I'm not arguing that there isn't something wrong with current education, but I feel the point here may be misrepresented.



Maybe not "very little" but I would claim to fit this mold. I think it's made me an excellent programmer.

I'm... competent (at best) at math. I'm below-average as a writer. However, mechanically I do very well. I can visualize and understand how things fit together very easily. I have a sort of inherent sense of order.

That comes in really handy when working on complex systems. In computer science efficiency is often found in organizing systems, not necessarily in pure calculation (map-reduce would fall under that for instance, even if there is a strong mathematical basis).

Spatial reasoning is actually one of the biggest things I look for in hiring.


"I'm below-average as a writer."

How did you decide that? I'm really curious here, since only based on your comment, you seem above-average to me.


Judging from the comment, your writing seems fine to me. I know a lot of people who are "fine" at writing/math, and perform well spatially. Yet, I have never met a spatial genius who couldn't succeed in the deficient rigor of the public school system.


Your question might need to be constructed more carefully in order to cleanly disentangle spatial visualization from math ability. I have noticed that I seem to be best at math that I can somehow analogize to geometry or to tangible physics. Introspectively this feels rather like using what the article calls "spatial intuition" to solve math problems. I don't know how much to trust my introspection, but if it's correct, then given the way you constructed your question, the two kinds of abilities end up mixed. Perhaps you could somehow narrow "mathematical intelligence" to something specific to fields of math (such as number theory, graph theory, combinatorics, and abstract algebra, in my experience) where geometrical and physical analogies are seldom helpful.


how often does someone possess a phenomenal level of spatial intelligence, yet very little verbal/mathematical intelligence?

I know an example among my close relatives. The person in question is probably in poor shape as to verbal and mathematical achievement/intelligence much more from having lousy instruction in elementary school than from having a bad family background (considering what other people in the same birth family with different teachers in school were able to do, and what neighbors who had the same teachers were NOT able to do), but the effect in adult life is the same--lacking reading and math skills holds many people back, even if they have very strong spatial abilities.

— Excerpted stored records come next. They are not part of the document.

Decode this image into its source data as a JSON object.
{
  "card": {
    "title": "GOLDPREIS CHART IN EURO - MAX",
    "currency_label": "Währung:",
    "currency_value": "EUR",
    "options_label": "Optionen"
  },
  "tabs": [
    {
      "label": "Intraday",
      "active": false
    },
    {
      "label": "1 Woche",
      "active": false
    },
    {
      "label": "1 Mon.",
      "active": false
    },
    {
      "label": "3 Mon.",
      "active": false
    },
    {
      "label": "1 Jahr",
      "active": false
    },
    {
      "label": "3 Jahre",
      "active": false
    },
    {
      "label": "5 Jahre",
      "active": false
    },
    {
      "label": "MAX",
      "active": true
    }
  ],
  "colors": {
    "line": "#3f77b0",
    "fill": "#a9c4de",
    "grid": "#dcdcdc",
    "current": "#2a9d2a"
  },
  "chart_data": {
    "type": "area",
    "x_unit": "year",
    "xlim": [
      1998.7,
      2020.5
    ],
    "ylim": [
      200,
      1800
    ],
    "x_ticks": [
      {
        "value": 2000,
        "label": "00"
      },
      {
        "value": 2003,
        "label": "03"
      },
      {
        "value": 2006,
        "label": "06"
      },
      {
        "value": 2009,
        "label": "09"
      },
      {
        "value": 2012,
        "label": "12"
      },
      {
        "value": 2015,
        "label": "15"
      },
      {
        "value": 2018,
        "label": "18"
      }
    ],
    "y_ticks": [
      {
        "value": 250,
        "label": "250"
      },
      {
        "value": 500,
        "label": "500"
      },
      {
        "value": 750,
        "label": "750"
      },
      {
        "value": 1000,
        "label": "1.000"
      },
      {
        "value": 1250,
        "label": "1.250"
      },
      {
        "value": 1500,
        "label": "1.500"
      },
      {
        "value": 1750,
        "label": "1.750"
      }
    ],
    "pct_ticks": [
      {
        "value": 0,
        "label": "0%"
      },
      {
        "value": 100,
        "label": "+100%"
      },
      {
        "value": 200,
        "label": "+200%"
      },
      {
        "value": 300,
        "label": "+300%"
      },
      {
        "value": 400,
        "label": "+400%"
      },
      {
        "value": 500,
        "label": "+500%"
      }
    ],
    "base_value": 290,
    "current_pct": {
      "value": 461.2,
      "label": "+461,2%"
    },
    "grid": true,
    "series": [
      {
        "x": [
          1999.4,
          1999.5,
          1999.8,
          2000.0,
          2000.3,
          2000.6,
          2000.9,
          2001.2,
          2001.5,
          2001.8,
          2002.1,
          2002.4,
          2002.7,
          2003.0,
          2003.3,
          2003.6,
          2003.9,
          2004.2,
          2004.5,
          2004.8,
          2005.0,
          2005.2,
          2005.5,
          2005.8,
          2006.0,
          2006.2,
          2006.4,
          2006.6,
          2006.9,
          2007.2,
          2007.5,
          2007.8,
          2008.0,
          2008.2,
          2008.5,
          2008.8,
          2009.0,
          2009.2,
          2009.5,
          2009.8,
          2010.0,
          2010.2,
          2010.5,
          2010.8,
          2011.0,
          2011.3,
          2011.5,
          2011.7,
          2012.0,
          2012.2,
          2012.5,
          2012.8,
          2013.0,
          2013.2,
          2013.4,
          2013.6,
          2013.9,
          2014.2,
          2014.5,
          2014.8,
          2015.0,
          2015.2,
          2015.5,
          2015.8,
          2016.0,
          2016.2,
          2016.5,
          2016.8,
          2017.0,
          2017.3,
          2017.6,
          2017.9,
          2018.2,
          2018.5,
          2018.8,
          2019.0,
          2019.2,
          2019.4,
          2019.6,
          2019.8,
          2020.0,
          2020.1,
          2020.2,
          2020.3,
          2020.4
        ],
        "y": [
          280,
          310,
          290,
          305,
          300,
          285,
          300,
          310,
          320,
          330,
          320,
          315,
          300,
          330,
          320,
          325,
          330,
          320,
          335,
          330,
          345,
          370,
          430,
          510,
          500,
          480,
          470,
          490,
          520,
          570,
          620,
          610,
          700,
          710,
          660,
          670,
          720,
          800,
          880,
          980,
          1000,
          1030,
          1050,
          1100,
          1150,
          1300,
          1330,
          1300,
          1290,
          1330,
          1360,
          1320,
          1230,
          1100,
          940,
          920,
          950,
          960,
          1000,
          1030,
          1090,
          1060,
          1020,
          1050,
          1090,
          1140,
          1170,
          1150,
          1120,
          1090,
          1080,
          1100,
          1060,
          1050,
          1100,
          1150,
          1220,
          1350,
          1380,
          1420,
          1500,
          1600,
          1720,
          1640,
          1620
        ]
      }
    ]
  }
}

More broadly, for any set of subsets of mental abilities, some people will be lucky and have above-average levels in all of them, and some other people will have wide "scatter" in their abilities. This is rediscovered every time a new brand of IQ test is normed.


From my point of view there are three basic mathematical skills, logical reasoning, spatial reasoning and visualization, and calculation ability which is related to memory.

I agree that to excel in sciences you will need more than spatial reasoning alone.

Also, spatial intelligence has many dimensions. For instance, I cannot visualalize something complex like a human face but have little problem rotating simple shapes or moving chess pieces in my head, which makes me think my spatial reasoning is stronger than my spatial memory or pure visualization ability.


Its not about "very little verbal/mathematical intelligence", its about not-incredibly-high verbal/mathematical skill.

If you feel the point is misrepresented, I suppose you should be more specific.